BU SİSTEM NASIL BİR SİSTEMDİR, “STRATEJİK ZİHNİYETİMİZİN” EVRİMİNE DEVAM!.
İlk kuruluş dönemlerinde, yani devletin henüz daha „Aşiret Devleti“ konumunu yitirmediği dönemlerde, bu sistemin elementlerini birarada tutan ilişki biçimi, halâ, içeriğini kaybetmiş bir kan ilişkisidir. Fetihçilik ve ganimet elde etme hırsıyla bozulmuş da olsa, herkesin işine geldiği için, halâ varmış kabul edilerek ayakta tutulan, gerçek anlamını kaybetmiş, kendine özgü bir kan ilişkisidir bu! Askeri şef, sistemin merkezini elinde tutan güçtür. Ama bu dönemde çevreyi merkeze bağlayan bağlar halâ “gönüllülük” esasına dayalı olduğu için, çıkar birliğiyle “gönüllülük” ilişkisi arasındaki fark pek ayırdedilmez!. „Askeri Demokrasi“ denilen ilişki biçiminin-sistemin özü budur. Yani, yönetenle yönetilen aynı dış hedefe kilitlendikleri için, her ikisi de fetihçilik yoluyla testilerini doldurmakla meşgul oldukları için, bunların kendi aralarında sorun yaşanmaz! Bu yüzden de, eski kan ilişkisi halâ devam ediyormuş gibi görünür!! Bunun böyle olmadığını her iki taraf da bilir aslında, ama kimse umursamaz bunu! Önemli olan işlerin iyi gitmesi, herkesin testisinin doluyor olmasıdır!.

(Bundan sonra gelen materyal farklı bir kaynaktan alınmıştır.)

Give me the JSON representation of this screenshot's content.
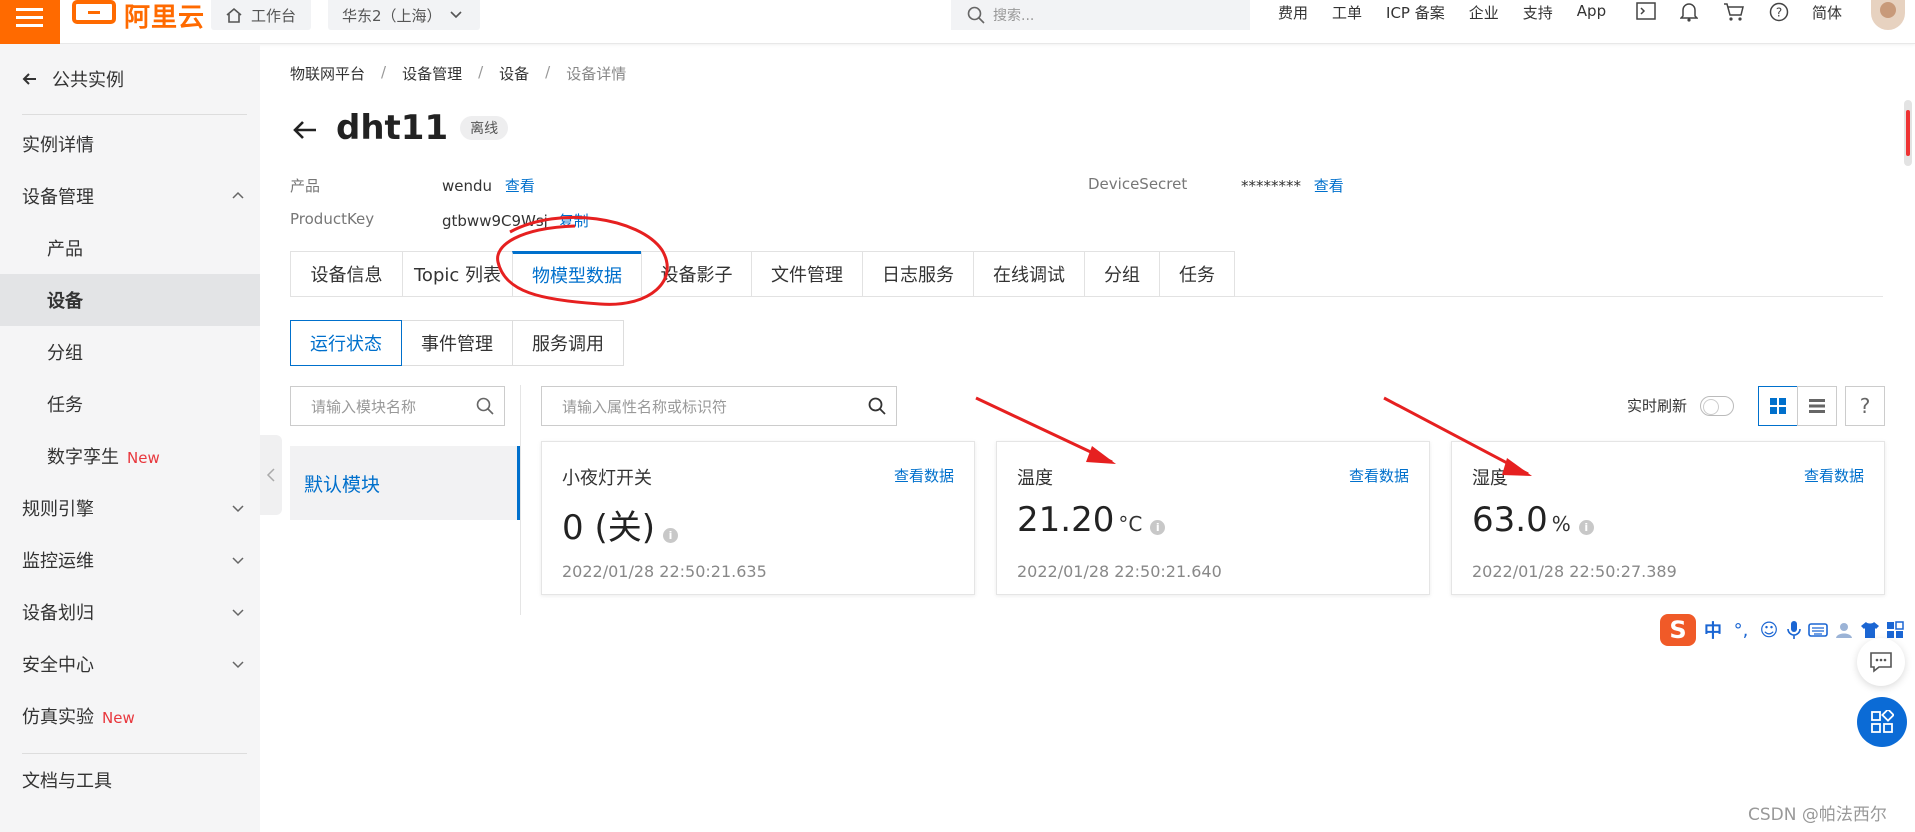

Bu dönem, barbarlıktan gelen tarihsel devrimci “stratejik zihniyetimizin” İslam’dan alınan “gaza”-dünyayı kâfirlerden temizleme- anlayışıyla birleşerek “tarihsel derinliğimizi” inşa dönemidir!.Dikkat ederseniz birçok faktör bir araya geliyorlar bu aşamada: Antika tarihin barbarlığa özgü tarihsel devrimci özellikleri, İslam’ın gaza anlayışı, her iki dünya görüşünün de işin ganimete dayalı ekonomik yanına ideolojik destek sunması, Doğu ile Batı arasındaki ticaret yollarının güvenli bir şekilde işleyebilmesi için bütün bu bölgenin tek bir merkezi devlet otoritesinin denetimi altında olması zorunluluğu, ve de fetih politikasının aynı zamanda feodal zulüm içinde kıvranan fethedilen ülkeler halklarının da desteğini alması..İşte, bu dönemde “stratejik bir zihniyetle” oluşturduğumuz “tarihsel derinliğimizin” ideolojik temelleri ve ekonomi politiği bundan ibarettir!..

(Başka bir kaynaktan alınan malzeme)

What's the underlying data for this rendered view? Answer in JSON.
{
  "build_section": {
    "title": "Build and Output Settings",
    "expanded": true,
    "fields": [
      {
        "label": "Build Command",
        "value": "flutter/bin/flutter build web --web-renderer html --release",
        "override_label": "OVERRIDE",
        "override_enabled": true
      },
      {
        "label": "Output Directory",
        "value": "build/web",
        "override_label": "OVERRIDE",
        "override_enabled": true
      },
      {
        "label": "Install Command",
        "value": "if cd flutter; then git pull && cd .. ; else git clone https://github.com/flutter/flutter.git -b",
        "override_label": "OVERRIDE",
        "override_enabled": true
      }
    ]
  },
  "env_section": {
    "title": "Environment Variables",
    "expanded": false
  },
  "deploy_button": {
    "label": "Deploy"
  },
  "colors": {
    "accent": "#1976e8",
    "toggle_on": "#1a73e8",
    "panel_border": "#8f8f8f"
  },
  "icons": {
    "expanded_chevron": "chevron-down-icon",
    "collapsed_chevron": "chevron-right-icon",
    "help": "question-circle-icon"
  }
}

Ama daha sonra, o tarihsel devrimci ruhla birlikte “stratejik zihniyet” de değişmeye başlayınca fetihçilik de iflas eder ve devlet “Devlet” olarak ortaya çıkmaya başlar; buna bağlı olarak da tabi işler değişir! Herşeyden önce, çıkar birliğine-gönüllülüğe dayanan uyum kaybolur ortadan! Sistem yavaş yavaş kendi kendini yiyen-tüketen mekanik bir sistem haline gelir. Merkeze çöreklenmiş, üretim sürecinden kopuk eski fetihçi güç-sınıf, artık sistemi zorla birarada tutan, onun kanını emen asalak bir Devlet sınıfı haline gelmiştir!. Sistem, aşağıdan yukarıya doğru üretime dayalı- kendi kendini üreterek var olan, yaratan bir sistem olmadığından21, onun ayakta kalabilmesi için, merkezi elinde tutan gücün sürekli enerji sarfetmesi gerekecektir. Peki, üretimden gelmeyince nereden gelecekti bu enerji? İşte “stratejik zihniyetimizin” kırılma noktası tam burasıdır. Çünkü, işte bu noktada sistem, tıpkı kendi kendini sokarak intihara yönelen o akrep gibi artık kendi içine dönmeye başlar! Eski kutsal Devletin fetihçi-kahraman Devlet Sınıfı bir sülük gibi halkın sırtına yapışarak onun kanıyla ayakta kalmaya çalışır. Ama o halâ, “ben olmazsam siz de olmazsınız” diyerek, onlardan “sadakat” beklemekte, “Devletin kurtulması”-yaşaması için bütün bunların zorunlu olduğunu söylemekte, üstelik de halâ kendisini dinleyen “Devletine sadık kullar” bulabilmektedir!..
KUL NEDİR KÖLE NEDİR?.
Önce “kul” nedir onu görelim. Örneğin, insan neden “Tanrının kulu”dur? Nereden geliyor bu “kul” anlayışı onu araştıralım.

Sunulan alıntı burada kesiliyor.